By: Sarah Gorvin - Red Wing Republican-Eagle, Pierce County Herald
RED WING - Facebook, Twitter, Youtube and other social media sites may seem like a foreign world to parents. But for many children, the Internet, cellphones and other technologies are their playground.
That means that it may be harder for parents to protect their children from cyber bullying, inappropriate content or other dangerous situations.
“In the old days, (this technology) wasn’t an issue,” Twin Bluff Middle School Principal Chris Palmatier said. “Now it’s 24/7. It’s non-stop. … We can’t board up Facebook.”
On Wednesday, Dave Eisenmann, the director of instructional technology for Minnetonka (Minn.) School District, talked to Red Wing seventh-graders about how to protect themselves — and their reputations — on the Internet. Later that evening, Eisenmann held a second presentation for parents and community members.
“It’s a really important topic,” Eisenmann said of children and the internet. “Technology is entwined with everything we do.”
Cyber bullying was one of the main topics Eisenmann addressed with the students.
“We talked about how much easier it is to be nasty to someone when you don’t have to face them,” Eisenmann said of his presentation.
His presentation used video clips and photos to help show kids that once something is posted online, it’s nearly impossible to delete.
“You can’t take it back,” he said.
In addition, online bullying often has a larger audience — making it more traumatic for the victim — than regular bullying.
Twin Bluff guidance counselor Megan Latch said that the school sees its fair share of cyber bullying, which includes name calling, taunts and sometimes even threats.
“We deal with it every day,” Latch said.
Complicating the problem is that the school can’t reprimand students for what they do in their free time. “We can’t control what they do at home,” Latch said.
But Latch, Palmatier and other school staff can step in and discipline students when that behavior starts to affect what goes on at school.
“We have to make sure kids feel safe when they’re at school,” Latch said.
“If it is creating a stir, we will address it,” Palmatier agreed.

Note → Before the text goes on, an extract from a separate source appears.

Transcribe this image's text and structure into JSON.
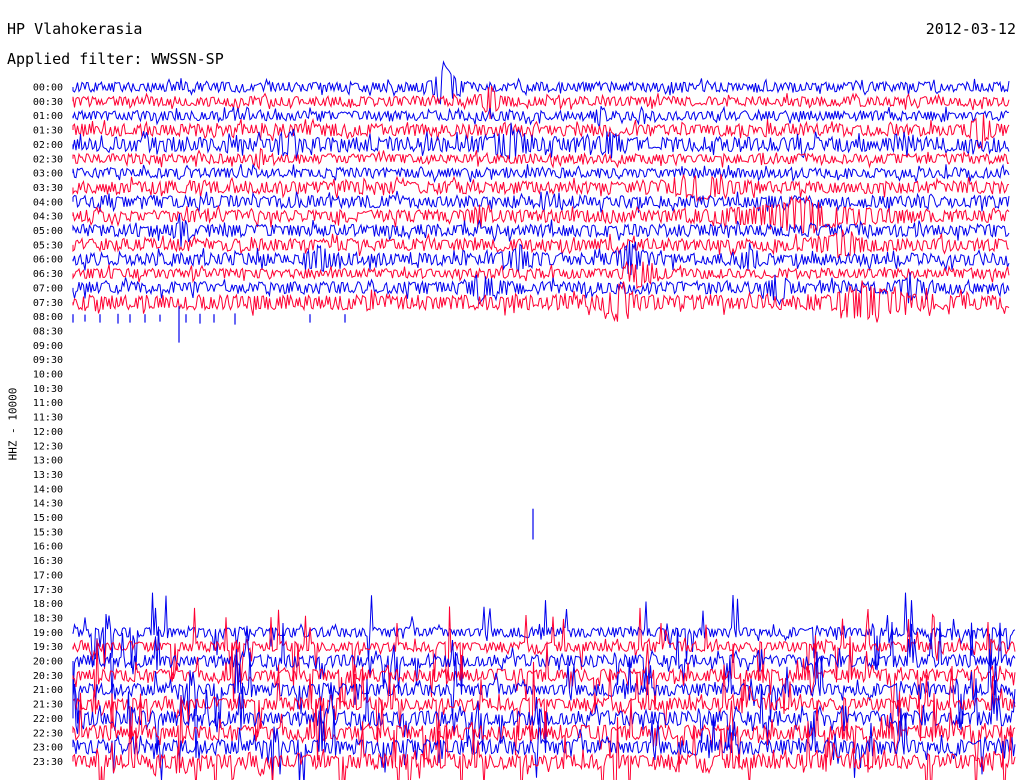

Latch said aside from safety, another concern about cyber bullying is that it distracts from learning. “It takes a lot of energy that they could be using (for school),” she said.
Because schools don’t always have a say in students’ behavior, Eisenmann said educating kids on proper Internet etiquette is especially important. On Wednesday night, he gave parents a list of tips and resources to help them guide their children on the internet.
“Have upfront expectations and beliefs (for your child’s behavior),” he said.
Eisenmann said parents should openly talk with their children about what they do online, make sure their children understand their expectations, limit screen time and actively monitor what children do on the internet.
“Check in with kids on a regular basis,” Eisenmann said.
Because new technologies develop quickly and children are often more tech-savvy than their parents, Eisenmann also suggested installing filters on computers, cellphones and internet connections.
“I realize this is a lot of work,” he said, but added that it’s worth it to safeguard children.
Eisenmann also briefly discussed texting, sexting, pornography and Internet privacy with both students and parents.